Moo Shu Lettuce Wraps, adapted from Fresh Direct

Ingredients:

  • 1 tablespoon canola oil
  • 2 cups sliced mushrooms
  • 2 chicken breasts, cut into very thin strips
  • 3 cups shredded cabbage or coleslaw mix
  • 2 matchstick-cut carrots
  • 1/2 sliced red bell pepper
  • 2 scallions, thinly sliced
  • 3 tablespoons Hoisin sauce, or to taste
  • 1 small head Boston or Bibb lettuce, leaves separated and core discarded

In a wok or large skillet over high heat, add oil. Saute the mushrooms for 1 to 2 minutes.

Add chicken,

 

cabbage,

carrots, bell pepper, and scallions and sauté for 5 to 7 minutes, or until tender.

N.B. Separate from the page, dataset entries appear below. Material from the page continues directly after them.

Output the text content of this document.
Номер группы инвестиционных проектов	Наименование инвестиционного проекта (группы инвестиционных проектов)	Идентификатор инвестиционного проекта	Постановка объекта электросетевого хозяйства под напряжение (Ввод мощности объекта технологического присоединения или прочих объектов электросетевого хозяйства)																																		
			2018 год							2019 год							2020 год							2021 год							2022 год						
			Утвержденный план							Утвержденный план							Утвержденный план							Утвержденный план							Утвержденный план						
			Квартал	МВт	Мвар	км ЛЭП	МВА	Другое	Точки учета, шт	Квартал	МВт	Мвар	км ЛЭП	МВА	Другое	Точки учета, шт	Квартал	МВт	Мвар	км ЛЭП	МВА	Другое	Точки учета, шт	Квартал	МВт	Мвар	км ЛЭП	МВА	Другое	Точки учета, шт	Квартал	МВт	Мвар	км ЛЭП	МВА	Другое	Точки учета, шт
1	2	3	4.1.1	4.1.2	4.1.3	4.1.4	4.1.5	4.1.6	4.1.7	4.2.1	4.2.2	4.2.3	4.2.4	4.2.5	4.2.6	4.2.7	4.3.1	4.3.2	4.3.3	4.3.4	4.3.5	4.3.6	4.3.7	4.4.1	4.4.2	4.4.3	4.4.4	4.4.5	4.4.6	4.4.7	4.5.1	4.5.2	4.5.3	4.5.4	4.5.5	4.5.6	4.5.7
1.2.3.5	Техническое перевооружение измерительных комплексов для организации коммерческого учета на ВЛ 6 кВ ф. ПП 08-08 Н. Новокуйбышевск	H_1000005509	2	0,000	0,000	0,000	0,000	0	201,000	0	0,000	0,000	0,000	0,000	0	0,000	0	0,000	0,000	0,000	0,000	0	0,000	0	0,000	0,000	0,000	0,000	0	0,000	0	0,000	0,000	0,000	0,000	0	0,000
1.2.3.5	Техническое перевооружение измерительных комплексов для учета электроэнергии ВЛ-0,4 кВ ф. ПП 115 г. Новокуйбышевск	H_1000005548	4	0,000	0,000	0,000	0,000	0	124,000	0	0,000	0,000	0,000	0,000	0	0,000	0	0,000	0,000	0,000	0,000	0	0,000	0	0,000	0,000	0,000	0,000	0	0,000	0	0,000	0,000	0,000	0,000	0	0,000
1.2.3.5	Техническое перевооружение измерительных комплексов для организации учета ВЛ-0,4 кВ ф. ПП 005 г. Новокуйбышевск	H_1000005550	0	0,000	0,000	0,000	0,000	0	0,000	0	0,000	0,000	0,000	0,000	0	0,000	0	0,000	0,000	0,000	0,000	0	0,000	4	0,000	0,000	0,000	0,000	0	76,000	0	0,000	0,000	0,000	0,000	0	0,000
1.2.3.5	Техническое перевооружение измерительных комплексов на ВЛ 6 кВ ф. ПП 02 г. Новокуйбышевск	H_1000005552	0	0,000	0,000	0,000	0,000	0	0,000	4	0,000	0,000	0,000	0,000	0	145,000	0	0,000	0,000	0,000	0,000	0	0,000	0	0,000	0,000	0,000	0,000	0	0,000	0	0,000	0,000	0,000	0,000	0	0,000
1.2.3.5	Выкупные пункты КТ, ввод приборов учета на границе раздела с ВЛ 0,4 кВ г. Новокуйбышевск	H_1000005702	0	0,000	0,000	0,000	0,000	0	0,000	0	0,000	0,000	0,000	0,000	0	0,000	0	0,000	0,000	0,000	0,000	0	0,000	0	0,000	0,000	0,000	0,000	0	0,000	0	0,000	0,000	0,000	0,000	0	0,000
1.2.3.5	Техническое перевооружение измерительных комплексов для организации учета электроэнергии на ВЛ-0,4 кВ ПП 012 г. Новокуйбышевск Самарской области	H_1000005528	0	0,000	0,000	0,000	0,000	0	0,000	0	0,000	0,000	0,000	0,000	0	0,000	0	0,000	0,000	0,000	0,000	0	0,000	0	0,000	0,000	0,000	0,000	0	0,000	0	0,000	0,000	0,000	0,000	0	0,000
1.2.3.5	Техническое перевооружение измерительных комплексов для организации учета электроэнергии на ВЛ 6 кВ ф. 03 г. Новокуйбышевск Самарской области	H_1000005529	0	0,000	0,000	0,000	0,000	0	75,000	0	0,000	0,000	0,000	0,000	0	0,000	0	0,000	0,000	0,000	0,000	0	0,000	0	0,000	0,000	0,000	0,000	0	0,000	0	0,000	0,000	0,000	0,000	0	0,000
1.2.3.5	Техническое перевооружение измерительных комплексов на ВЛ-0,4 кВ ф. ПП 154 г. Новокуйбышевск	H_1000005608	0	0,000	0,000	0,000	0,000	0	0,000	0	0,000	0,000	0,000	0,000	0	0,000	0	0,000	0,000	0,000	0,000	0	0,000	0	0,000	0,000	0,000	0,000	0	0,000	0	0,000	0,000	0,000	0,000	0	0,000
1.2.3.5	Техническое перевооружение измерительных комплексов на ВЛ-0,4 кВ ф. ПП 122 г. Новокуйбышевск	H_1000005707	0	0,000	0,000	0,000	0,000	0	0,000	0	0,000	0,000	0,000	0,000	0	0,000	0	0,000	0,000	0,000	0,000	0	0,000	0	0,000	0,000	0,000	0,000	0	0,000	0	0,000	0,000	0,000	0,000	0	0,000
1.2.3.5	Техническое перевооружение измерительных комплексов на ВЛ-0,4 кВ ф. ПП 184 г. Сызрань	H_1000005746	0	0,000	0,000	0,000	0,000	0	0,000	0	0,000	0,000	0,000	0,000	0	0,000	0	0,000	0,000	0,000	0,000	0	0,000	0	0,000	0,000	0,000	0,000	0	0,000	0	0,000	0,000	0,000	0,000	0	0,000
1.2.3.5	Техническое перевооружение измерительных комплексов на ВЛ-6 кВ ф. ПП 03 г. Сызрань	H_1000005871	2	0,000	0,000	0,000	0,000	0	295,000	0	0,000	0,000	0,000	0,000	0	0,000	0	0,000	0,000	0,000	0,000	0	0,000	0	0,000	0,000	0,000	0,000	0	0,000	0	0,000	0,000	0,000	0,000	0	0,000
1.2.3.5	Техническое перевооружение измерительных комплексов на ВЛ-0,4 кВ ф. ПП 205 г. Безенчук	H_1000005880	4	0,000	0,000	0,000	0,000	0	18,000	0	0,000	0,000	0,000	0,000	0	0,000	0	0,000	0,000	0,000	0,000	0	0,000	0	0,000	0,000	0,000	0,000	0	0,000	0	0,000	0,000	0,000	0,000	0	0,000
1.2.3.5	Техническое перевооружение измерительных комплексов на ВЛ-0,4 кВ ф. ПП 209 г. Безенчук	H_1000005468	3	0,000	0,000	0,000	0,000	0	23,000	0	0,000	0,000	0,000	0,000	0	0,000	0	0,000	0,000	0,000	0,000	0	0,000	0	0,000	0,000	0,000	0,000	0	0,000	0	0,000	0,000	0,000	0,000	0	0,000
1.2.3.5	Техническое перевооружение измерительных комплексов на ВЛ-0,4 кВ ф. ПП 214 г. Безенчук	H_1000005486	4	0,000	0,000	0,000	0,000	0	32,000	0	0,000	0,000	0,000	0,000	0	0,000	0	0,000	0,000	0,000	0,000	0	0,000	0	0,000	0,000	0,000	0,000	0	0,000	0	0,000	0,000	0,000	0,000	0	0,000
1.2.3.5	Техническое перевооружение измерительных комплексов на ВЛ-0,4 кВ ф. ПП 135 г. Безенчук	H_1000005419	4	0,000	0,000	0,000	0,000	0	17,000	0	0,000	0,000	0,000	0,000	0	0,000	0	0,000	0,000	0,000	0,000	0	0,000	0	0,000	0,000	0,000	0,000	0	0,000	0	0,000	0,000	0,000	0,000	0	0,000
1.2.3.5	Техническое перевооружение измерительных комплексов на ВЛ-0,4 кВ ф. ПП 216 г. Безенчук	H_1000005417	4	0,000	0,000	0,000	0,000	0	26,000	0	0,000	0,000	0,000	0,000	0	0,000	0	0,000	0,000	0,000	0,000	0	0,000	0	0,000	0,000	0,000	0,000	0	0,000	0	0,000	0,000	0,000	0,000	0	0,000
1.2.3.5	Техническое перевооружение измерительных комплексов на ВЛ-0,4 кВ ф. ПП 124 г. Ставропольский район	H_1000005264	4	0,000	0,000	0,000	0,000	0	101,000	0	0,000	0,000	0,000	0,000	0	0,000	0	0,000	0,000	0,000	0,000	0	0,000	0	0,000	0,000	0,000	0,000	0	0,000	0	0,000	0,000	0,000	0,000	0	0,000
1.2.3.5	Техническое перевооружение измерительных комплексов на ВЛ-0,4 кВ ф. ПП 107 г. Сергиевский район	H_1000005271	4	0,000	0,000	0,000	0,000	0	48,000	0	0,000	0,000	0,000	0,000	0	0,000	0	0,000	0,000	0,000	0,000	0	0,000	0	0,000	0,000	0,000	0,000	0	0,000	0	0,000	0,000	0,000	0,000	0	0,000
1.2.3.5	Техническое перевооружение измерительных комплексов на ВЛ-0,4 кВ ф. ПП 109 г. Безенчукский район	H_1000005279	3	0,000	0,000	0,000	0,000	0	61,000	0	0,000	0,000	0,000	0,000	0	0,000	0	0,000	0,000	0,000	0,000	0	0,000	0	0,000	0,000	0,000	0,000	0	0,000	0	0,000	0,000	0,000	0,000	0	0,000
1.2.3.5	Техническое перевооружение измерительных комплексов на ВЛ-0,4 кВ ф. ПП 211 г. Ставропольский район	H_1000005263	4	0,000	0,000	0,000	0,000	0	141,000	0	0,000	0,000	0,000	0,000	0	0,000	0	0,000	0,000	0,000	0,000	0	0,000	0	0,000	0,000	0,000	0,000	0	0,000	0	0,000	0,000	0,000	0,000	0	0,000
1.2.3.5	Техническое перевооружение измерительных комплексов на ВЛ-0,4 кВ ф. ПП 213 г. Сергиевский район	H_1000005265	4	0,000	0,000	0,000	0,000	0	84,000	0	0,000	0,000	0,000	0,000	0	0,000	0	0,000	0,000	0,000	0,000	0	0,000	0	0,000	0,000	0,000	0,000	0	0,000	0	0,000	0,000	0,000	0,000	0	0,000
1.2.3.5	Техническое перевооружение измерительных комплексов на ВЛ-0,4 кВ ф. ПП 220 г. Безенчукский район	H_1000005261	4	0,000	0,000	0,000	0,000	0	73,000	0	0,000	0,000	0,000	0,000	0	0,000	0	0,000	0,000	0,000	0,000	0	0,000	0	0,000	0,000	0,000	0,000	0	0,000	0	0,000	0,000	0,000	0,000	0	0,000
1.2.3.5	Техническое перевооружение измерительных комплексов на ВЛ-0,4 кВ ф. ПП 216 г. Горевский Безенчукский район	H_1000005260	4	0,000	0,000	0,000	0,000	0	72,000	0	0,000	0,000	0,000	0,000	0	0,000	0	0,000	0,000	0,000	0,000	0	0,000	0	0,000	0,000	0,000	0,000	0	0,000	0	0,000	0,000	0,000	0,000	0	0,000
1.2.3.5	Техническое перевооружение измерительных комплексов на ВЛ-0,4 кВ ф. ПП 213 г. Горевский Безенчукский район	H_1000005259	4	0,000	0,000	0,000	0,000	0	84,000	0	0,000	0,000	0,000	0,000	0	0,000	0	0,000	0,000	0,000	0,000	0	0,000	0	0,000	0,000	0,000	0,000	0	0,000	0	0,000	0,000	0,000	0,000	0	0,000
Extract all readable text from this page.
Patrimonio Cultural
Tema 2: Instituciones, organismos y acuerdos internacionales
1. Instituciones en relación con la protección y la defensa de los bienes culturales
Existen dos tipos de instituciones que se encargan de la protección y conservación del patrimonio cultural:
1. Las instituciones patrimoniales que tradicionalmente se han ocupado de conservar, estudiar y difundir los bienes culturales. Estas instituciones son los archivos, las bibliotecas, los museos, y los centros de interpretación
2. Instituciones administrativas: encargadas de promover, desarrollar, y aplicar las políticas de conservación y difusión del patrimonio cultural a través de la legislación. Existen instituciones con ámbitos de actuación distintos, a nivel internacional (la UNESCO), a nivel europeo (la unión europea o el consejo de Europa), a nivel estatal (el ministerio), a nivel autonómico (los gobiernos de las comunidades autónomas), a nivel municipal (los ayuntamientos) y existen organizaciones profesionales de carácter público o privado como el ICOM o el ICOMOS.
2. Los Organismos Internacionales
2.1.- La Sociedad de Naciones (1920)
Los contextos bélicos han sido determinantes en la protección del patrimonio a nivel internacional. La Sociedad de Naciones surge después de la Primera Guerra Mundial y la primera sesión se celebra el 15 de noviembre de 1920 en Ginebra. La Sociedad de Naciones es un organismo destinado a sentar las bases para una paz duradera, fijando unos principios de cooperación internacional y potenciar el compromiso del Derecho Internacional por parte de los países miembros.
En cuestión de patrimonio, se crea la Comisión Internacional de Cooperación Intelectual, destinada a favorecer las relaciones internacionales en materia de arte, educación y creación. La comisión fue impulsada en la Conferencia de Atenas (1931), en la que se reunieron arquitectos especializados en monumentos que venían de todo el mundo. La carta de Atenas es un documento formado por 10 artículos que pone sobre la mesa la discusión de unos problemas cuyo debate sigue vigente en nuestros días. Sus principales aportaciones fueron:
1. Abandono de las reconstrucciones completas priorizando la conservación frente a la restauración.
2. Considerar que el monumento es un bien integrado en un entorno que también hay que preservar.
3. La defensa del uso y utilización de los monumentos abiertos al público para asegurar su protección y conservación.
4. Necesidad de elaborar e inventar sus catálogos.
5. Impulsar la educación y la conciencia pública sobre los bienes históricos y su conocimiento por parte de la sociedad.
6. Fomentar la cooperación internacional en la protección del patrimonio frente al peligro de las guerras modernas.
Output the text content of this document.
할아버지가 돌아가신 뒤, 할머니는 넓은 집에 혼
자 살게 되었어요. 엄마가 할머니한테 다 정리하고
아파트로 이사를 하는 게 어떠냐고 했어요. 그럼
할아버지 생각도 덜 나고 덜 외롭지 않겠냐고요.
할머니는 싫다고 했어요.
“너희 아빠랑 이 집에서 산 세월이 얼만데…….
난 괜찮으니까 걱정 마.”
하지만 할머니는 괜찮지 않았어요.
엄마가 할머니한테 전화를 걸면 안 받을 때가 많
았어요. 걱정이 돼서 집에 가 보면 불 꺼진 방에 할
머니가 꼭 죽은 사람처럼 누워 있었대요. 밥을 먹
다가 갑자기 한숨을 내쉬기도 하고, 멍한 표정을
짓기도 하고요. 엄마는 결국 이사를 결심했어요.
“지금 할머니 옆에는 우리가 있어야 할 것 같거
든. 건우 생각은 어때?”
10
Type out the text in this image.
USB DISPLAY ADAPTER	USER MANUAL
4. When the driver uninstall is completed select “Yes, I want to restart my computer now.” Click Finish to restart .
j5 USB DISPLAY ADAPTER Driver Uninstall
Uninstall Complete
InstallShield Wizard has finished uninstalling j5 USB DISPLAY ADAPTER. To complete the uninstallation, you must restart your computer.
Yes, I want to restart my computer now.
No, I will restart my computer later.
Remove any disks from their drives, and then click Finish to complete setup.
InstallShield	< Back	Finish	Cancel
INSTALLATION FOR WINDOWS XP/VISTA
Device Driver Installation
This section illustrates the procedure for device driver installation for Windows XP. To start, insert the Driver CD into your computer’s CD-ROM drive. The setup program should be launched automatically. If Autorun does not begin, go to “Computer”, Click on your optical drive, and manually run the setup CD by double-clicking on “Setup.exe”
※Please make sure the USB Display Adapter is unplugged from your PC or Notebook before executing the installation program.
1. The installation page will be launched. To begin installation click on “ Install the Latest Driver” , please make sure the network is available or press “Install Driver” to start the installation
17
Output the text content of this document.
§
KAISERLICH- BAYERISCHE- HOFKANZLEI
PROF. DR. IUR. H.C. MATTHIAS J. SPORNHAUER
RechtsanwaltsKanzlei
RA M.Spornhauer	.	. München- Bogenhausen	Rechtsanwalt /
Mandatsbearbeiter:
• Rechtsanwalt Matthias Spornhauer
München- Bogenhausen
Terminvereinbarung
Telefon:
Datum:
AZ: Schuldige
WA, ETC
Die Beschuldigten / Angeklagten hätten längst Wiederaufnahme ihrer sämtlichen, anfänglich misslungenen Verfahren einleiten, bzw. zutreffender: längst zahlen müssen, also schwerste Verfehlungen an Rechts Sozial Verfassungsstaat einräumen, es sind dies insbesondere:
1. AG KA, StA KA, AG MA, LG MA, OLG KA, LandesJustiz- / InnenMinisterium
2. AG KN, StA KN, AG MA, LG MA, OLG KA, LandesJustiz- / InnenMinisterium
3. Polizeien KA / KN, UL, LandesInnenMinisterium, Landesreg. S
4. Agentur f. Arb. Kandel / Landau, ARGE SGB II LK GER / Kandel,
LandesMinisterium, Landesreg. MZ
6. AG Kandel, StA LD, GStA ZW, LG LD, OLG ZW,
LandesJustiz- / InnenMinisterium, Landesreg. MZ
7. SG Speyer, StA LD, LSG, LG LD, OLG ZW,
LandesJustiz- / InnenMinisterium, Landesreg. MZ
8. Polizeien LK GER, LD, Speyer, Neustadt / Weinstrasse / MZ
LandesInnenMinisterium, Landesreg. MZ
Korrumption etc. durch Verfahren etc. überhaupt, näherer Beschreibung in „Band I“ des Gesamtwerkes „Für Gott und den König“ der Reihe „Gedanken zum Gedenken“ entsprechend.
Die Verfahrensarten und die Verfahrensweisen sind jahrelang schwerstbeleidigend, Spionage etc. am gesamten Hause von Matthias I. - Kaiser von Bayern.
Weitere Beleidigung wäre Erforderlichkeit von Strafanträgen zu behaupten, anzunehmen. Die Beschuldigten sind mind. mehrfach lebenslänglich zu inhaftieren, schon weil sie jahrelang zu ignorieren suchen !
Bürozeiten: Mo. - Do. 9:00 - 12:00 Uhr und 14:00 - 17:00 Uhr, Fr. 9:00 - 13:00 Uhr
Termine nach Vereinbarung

Add Hoisin sauce and stir to combine. Cook for 1 to 2 minutes, or until vegetables and chicken are cooked through. If sauce is too thick, add 1 tablespoon water.

Serve wrapped in lettuce leaves.  Makes 4 servings at around 200 calories each.

I had a pretty emotional moment when making this recipe.  It was the first time I ever saw the nutrition facts for Hoisin, and I was floored.  It basically has 4 times the calories of soy sauce, and a crapload of sugar.  Hot flashes, images of drunken, Asian, buffet eating while globbing the sauce on my fried scallion pancake-style Moo Shu…  Oh God, I can feel my behind beginning to emulate Kim Kardashian, and not in a good way.